Outside economists are far less bullish than the president on the economy’s trajectory. Ian Shepherdson of Pantheon Macroeconomics wrote in a research note on Thursday that “we would not be at all surprised” to see little job growth or a dip in the unemployment rate for August or September, given current trends in the economy. Forecasters at TD Securities have recently cut their projections for growth in the third quarter and warned that growth for the end of the year will “depend significantly on Covid developments.”
Mr. Powell, the Fed chair, said on Wednesday that the stimulus spending approved so far had been crucial to keeping “people in their homes and businesses in business” but warned more support would be needed given “a large number of people” would struggle to regain employment in the months to come.
The delays in negotiations have already pushed the country over a benefit “cliff” — the expiration of the additional $600 a week that unemployed workers were receiving under the economic rescue package Mr. Trump signed in March expire on Friday. Many economists warn that the sudden reduction in buying power for millions of Americans will only worsen the current slowdown.

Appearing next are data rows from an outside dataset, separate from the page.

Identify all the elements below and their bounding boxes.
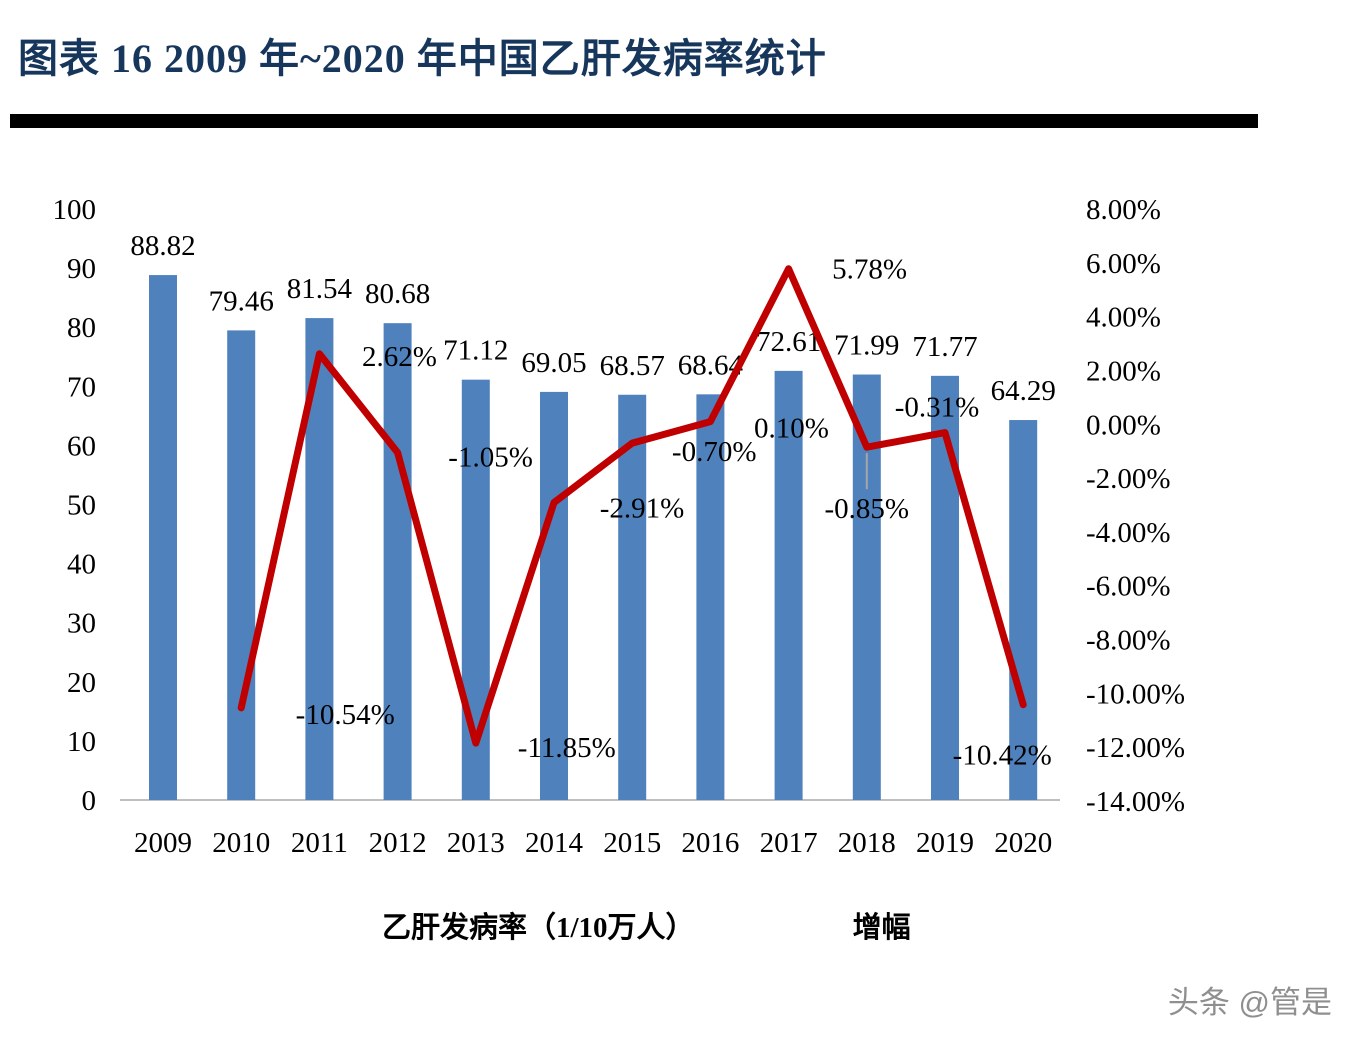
svg-text:70: 70 <box>67 371 96 403</box>
svg-text:-0.70%: -0.70% <box>672 436 757 468</box>
svg-text:-6.00%: -6.00% <box>1086 571 1171 603</box>
svg-text:60: 60 <box>67 430 96 462</box>
svg-text:2017: 2017 <box>760 827 818 859</box>
svg-text:-2.91%: -2.91% <box>600 493 685 525</box>
svg-text:2.62%: 2.62% <box>362 341 437 373</box>
svg-text:71.12: 71.12 <box>443 335 508 367</box>
svg-text:-14.00%: -14.00% <box>1086 786 1185 818</box>
svg-text:2012: 2012 <box>369 827 427 859</box>
svg-text:80.68: 80.68 <box>365 278 430 310</box>
svg-text:68.57: 68.57 <box>600 350 665 382</box>
line-series-label: 增幅 <box>852 912 911 944</box>
svg-text:81.54: 81.54 <box>287 273 353 305</box>
svg-text:-10.00%: -10.00% <box>1086 678 1185 710</box>
bar-series-swatch <box>292 914 368 936</box>
svg-text:2020: 2020 <box>994 827 1052 859</box>
svg-text:100: 100 <box>53 194 97 226</box>
svg-text:4.00%: 4.00% <box>1086 302 1161 334</box>
svg-text:6.00%: 6.00% <box>1086 248 1161 280</box>
title-divider <box>10 114 1258 128</box>
svg-text:10: 10 <box>67 726 96 758</box>
svg-text:8.00%: 8.00% <box>1086 194 1161 226</box>
page-title: 图表 16 2009 年~2020 年中国乙肝发病率统计 <box>18 36 827 81</box>
svg-text:71.99: 71.99 <box>834 330 899 362</box>
svg-text:2018: 2018 <box>838 827 896 859</box>
svg-text:2014: 2014 <box>525 827 584 859</box>
svg-text:88.82: 88.82 <box>130 230 195 262</box>
svg-text:-4.00%: -4.00% <box>1086 517 1171 549</box>
svg-text:20: 20 <box>67 667 96 699</box>
svg-text:2016: 2016 <box>681 827 739 859</box>
svg-text:-1.05%: -1.05% <box>448 442 533 474</box>
svg-text:-0.85%: -0.85% <box>825 493 910 525</box>
bar-series-label: 乙肝发病率（1/10万人） <box>382 912 695 944</box>
svg-text:-11.85%: -11.85% <box>518 732 616 764</box>
svg-text:-0.31%: -0.31% <box>895 392 980 424</box>
line-series-swatch <box>759 921 839 930</box>
svg-text:2.00%: 2.00% <box>1086 355 1161 387</box>
svg-text:-2.00%: -2.00% <box>1086 463 1171 495</box>
svg-text:72.61: 72.61 <box>756 326 821 358</box>
svg-text:90: 90 <box>67 253 96 285</box>
svg-text:2011: 2011 <box>291 827 348 859</box>
svg-text:-10.54%: -10.54% <box>296 699 395 731</box>
svg-text:0: 0 <box>82 785 97 817</box>
svg-text:40: 40 <box>67 549 96 581</box>
watermark: 头条 @管是 <box>1167 985 1332 1020</box>
svg-text:-12.00%: -12.00% <box>1086 732 1185 764</box>
svg-text:0.10%: 0.10% <box>754 413 829 445</box>
svg-text:2015: 2015 <box>603 827 661 859</box>
svg-text:69.05: 69.05 <box>521 347 586 379</box>
svg-text:-10.42%: -10.42% <box>953 740 1052 772</box>
svg-text:2009: 2009 <box>134 827 192 859</box>
svg-text:80: 80 <box>67 312 96 344</box>
svg-text:79.46: 79.46 <box>209 285 274 317</box>
svg-text:5.78%: 5.78% <box>832 254 907 286</box>
chart-legend: 乙肝发病率（1/10万人） 增幅 <box>292 904 911 946</box>
svg-text:71.77: 71.77 <box>912 331 977 363</box>
svg-text:0.00%: 0.00% <box>1086 409 1161 441</box>
svg-text:2010: 2010 <box>212 827 270 859</box>
svg-text:2013: 2013 <box>447 827 505 859</box>
svg-text:64.29: 64.29 <box>991 375 1056 407</box>
svg-text:2019: 2019 <box>916 827 974 859</box>
svg-text:50: 50 <box>67 490 96 522</box>
svg-text:30: 30 <box>67 608 96 640</box>
svg-text:-8.00%: -8.00% <box>1086 625 1171 657</box>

The expanded unemployment benefit is “an incredibly important part of our household consumption base in the United States right now,” said Kathryn Anne Edwards, an economist at the RAND Corporation. “It’s keeping up consumption, it’s keeping people in their homes.”
Administration officials tried on Thursday to sell Democrats on a short-term extension of those benefits, while negotiations continue on a larger deal. Democratic leaders said they wanted a longer-term agreement.
Senate Republicans have begun to minimize Mr. Trump’s role in hastening the recovery with more federal spending.
“A strategy for the economy?” asked Senator Todd Young, Republican of Indiana. “That’s not how economies work. He’s not the Wizard of Oz — you can print this, I hope you do — he’s not the Wizard of Oz, who controls the economy. Growth is created by innovators and entrepreneurs and rank and file workers, based on supply and demand.”
“I think he’s doing what he can,” Mr. Young added, “so that the economy can open up again.”
Emily Cochrane contributed reporting.